Milton no Metropolitano

A liderança tem de ser forte, indubitavelmente, se o quiser ser, e assim tem de ser porque é muito necessária, em agrupamentos de várias naturezas e de várias dimensões

Este texto estava para se chamar a síndrome de Versalhes, aludindo ao afastamento do rei francês. Mas à medida que o texto progrediu perdeu o título; são coisas que acontecem, reis perdem a cabeça (literalmente não aquele, mas outro, seu descendente) e textos perdem o título. Passei para a evocação da personagem interpretada por Al Pacino no filme O Advogado do Diabo. Porém, não é um texto sobre advogados ou justiça, tal como não é sobre castelos ou jardins, e nem sequer é sobre o meio de transporte que circula debaixo da terra. E não é acerca do poder absoluto e do mantra que diz que o poder corrompe e o absoluto absolutamente. E também não é sobre Putin e as suas possíveis desgraças e, sobretudo, as alheias que efetivamente causa, embora também se lhe possa aplicar. O texto é sobre a liderança, e sobre o que podemos aprender sobre ela, olhando para o rei sol isolado com a sua corte nos arredores de Paris ou escutando os ensinamentos que Milton (personagem cheia de possibilidades num filme um pouco cabotino) nos lega sobre as vantagens de andar misturado com toda a gente, ao invés de apenas circular de limusine entre gabinetes em prédios altos.
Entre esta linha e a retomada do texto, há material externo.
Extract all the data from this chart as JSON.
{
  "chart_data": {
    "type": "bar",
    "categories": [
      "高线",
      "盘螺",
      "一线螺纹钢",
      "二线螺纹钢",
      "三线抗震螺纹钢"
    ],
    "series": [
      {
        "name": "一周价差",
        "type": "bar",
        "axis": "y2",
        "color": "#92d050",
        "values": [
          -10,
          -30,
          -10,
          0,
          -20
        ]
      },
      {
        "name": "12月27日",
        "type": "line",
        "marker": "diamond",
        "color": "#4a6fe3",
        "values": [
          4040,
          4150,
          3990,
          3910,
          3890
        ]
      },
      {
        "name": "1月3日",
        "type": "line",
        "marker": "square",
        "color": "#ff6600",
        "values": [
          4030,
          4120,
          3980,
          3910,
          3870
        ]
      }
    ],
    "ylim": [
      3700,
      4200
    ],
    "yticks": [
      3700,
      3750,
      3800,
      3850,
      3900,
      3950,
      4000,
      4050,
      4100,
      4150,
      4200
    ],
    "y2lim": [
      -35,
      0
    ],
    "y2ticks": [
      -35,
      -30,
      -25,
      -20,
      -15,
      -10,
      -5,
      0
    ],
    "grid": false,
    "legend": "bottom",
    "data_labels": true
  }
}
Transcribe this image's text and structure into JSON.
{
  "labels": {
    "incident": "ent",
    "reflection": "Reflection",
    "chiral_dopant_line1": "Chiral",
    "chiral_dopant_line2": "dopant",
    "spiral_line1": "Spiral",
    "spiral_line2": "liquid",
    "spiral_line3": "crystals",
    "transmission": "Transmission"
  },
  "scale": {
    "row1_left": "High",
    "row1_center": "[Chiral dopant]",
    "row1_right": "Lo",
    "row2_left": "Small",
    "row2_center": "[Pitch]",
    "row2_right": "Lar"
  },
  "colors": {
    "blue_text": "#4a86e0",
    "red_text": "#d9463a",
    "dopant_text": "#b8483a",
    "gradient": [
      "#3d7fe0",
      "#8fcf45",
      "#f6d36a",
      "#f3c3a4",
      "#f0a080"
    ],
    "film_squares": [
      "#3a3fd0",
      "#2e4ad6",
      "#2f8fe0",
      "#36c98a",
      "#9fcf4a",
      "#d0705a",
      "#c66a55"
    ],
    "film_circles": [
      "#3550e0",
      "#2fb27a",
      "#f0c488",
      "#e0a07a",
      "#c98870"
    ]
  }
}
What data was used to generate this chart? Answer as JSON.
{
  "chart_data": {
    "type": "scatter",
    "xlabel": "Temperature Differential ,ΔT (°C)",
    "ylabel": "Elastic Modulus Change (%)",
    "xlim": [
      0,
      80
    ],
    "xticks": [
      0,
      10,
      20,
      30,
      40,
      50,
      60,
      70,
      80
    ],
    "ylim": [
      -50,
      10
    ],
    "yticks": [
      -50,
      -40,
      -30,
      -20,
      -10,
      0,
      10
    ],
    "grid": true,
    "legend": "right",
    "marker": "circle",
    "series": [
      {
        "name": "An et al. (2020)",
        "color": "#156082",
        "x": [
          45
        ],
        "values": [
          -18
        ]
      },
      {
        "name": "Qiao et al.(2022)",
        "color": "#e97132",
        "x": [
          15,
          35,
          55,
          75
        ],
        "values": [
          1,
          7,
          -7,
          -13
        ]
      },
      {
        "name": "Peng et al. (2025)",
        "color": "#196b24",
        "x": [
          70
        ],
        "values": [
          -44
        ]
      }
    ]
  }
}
Este texto é, afinal, essencialmente sobre um dos cinco sentidos, a audição, do qual uma liderança forte e sadia precisa como de pão para a boca, seja no imediato, seja sobretudo no longo prazo, como se viu no desgraçado destino da descendência do quadragésimo quarto dos Luíses.

A liderança tem de ser forte, indubitavelmente, se o quiser ser, e assim tem de ser porque é muito necessária, em agrupamentos de várias naturezas e de várias dimensões – por exemplo nas famílias, nas empresas ou nos Estados, entre outros. Mas ser forte e ser dura de ouvido são coisas que não rimam, e liderança saudável ainda menos rima com só ouvir o que se quer ou gosta, numa vida rodeada de cortesãos – que ou só conhecem a mesma realidade do líder, ou que pensam unicamente como ele ou, pior, que, por cálculo ou por receio, só lhe dizem o que ele quer ouvir. Como diria o meu pai nos meus arroubos inconsequentes de adolescente, a democracia serve para escolher quem manda; e é mesmo assim, mas o líder, mesmo quando lá chega pelas vias democráticas, além de dever aspirar à precariedade (essa fronteira entre a saúde e a doença do Governo das gentes), convém que não caia na esparrela da surdez ou do diálogo de matiz única, porque isso é vício que se pode revelar fatal, não apenas para os que lidera (e aí pouco o distingue dos autocratas), mas também para si mesmo.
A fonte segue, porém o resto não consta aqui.